As expected, lawyers for Fiat Chrysler Automobiles have filed a motion asking a federal judge to dismiss a racketeering lawsuit brought against the automaker by rival General Motors.
GM filed its lawsuit in November claiming that FCA executives had bribed officials of the United Auto Workers to put GM at a labor-cost disadvantage.
FCA lawyers in the briefs filed the U.S. District Court in Detroit said, “GM’s claims, however, bear no resemblance to what Congress had in mind in enacting RICO.”
GM patched together a case built on documents pulled from an ongoing federal investigation into corruption in the UAW, which has led to the resignation of the union’s president and the indictment of several union officers and officials.
The federal investigation, which began four years ago, also uncovered criminal activity by former FCA employees, who were dismissed for violating company policy. Alphons Iacobelli, FCA’s former vice president of labor relations is currently serving a prison sentence for his role in the scandal.
Neither GM’s lawsuit nor the union scandal are expected to derail FCA’s merger with PSA.
FCA’s answer to the GM complaint said, “Rather than plausibly alleging that the UAW is a criminal enterprise controlled by FCA, GM focuses on goods and services obtained by certain former UAW employees with assistance from certain former FCA employees, which allegedly constituted “prohibited payments” under the federal Labor Management Relations Act.
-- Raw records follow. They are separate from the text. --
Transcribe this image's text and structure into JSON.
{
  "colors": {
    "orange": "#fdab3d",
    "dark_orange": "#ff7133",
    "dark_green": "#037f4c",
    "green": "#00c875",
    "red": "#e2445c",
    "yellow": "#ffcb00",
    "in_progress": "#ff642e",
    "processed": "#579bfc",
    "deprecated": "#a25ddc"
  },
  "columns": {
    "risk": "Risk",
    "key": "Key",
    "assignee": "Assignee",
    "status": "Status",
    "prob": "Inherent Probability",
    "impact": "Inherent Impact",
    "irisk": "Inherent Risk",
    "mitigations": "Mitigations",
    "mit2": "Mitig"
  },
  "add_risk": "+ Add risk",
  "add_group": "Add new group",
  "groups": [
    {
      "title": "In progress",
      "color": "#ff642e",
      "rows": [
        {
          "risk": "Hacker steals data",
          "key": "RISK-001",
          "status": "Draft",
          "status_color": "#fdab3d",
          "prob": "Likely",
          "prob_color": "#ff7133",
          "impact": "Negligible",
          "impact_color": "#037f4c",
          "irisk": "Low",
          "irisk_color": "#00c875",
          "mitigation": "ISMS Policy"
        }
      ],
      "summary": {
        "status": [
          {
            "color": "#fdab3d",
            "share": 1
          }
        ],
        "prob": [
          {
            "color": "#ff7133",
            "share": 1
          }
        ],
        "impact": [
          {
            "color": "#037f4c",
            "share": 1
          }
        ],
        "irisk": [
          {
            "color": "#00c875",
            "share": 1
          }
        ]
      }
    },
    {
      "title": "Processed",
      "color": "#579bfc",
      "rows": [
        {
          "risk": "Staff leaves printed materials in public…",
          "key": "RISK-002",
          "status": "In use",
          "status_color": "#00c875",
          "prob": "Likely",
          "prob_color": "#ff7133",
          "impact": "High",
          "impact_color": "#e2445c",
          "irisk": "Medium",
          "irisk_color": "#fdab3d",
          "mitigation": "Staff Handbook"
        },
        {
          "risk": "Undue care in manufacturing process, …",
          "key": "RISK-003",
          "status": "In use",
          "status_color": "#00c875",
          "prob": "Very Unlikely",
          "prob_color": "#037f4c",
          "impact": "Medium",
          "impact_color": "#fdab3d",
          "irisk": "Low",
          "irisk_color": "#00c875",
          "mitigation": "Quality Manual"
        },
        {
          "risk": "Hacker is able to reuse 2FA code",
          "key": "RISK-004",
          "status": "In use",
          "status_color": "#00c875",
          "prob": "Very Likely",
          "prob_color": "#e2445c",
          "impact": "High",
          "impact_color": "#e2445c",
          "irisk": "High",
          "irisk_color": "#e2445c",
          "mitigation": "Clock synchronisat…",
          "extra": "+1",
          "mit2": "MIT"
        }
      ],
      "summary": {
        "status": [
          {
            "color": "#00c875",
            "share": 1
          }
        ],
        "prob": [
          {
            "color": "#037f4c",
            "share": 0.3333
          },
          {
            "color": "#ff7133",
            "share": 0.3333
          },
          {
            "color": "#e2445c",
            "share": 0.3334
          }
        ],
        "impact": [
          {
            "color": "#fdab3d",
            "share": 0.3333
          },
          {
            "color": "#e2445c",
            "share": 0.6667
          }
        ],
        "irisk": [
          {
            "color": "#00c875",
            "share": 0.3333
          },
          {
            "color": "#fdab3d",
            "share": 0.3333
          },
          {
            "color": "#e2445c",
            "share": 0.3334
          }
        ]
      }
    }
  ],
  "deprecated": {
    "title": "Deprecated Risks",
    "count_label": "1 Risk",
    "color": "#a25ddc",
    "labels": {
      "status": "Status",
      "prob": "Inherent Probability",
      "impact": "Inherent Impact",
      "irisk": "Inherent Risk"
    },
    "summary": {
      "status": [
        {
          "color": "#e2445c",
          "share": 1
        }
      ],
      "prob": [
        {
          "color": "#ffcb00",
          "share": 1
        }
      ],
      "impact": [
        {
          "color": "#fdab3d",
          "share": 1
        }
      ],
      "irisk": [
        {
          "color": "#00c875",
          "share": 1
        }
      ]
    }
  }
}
“But no matter how often GM refers to indictments and plea agreements, there is nothing in the Complaint that ties the alleged prohibited payments to negotiation of collective bargaining agreements between GM and the UAW—much less the outcome of such negotiations, which supposedly put GM at some competitive disadvantage vis-à-vis FCA. In other words, GM’s own complaint establishes only that it is at most a mere bystander with regard to the alleged prohibited payments.”
That alone is fatal to GM’s claims. The Supreme Court has directed courts to be skeptical of RICO “claims brought by economic competitors, which, if left unchecked, could blur the line between RICO and the antitrust laws,” they added.
FCA GM fails to adequately show any “racketeering activity” allegedly engaged in by FCA were the “but for” and “proximate” cause of GM’s claimed injuries, as required to state a RICO claim.
GM’s theory of the case stating that FCA sought to force a merger with GM by making concessions to the UAW during negotiation of the 2015 collective bargaining agreement — which harmed FCA itself —knowing that the UAW would extract those same concessions from GM through so-called “pattern bargaining” is flawed and illogical on its face, FCA’s lawyers said.
GM’s RICO claim also fails for the additional reason that GM does not plausibly allege that FCA acquired an interest in, or maintained control of, the UAW.
Such skepticism is warranted here, where GM contends that “$1.5 million” in alleged prohibited payments somehow “inflicted billions of dollars of damages on GM” in the form of higher labor costs.
“We are confident in the legal and factual underpinnings of our case,” GM said in a statement.
GM is expected to file a more complete answer to FCA’s motion within 60 days and judge could rules next summer on whether to grant FCA’s motion to dismiss the case or allow it to proceed to the “discovery” phase.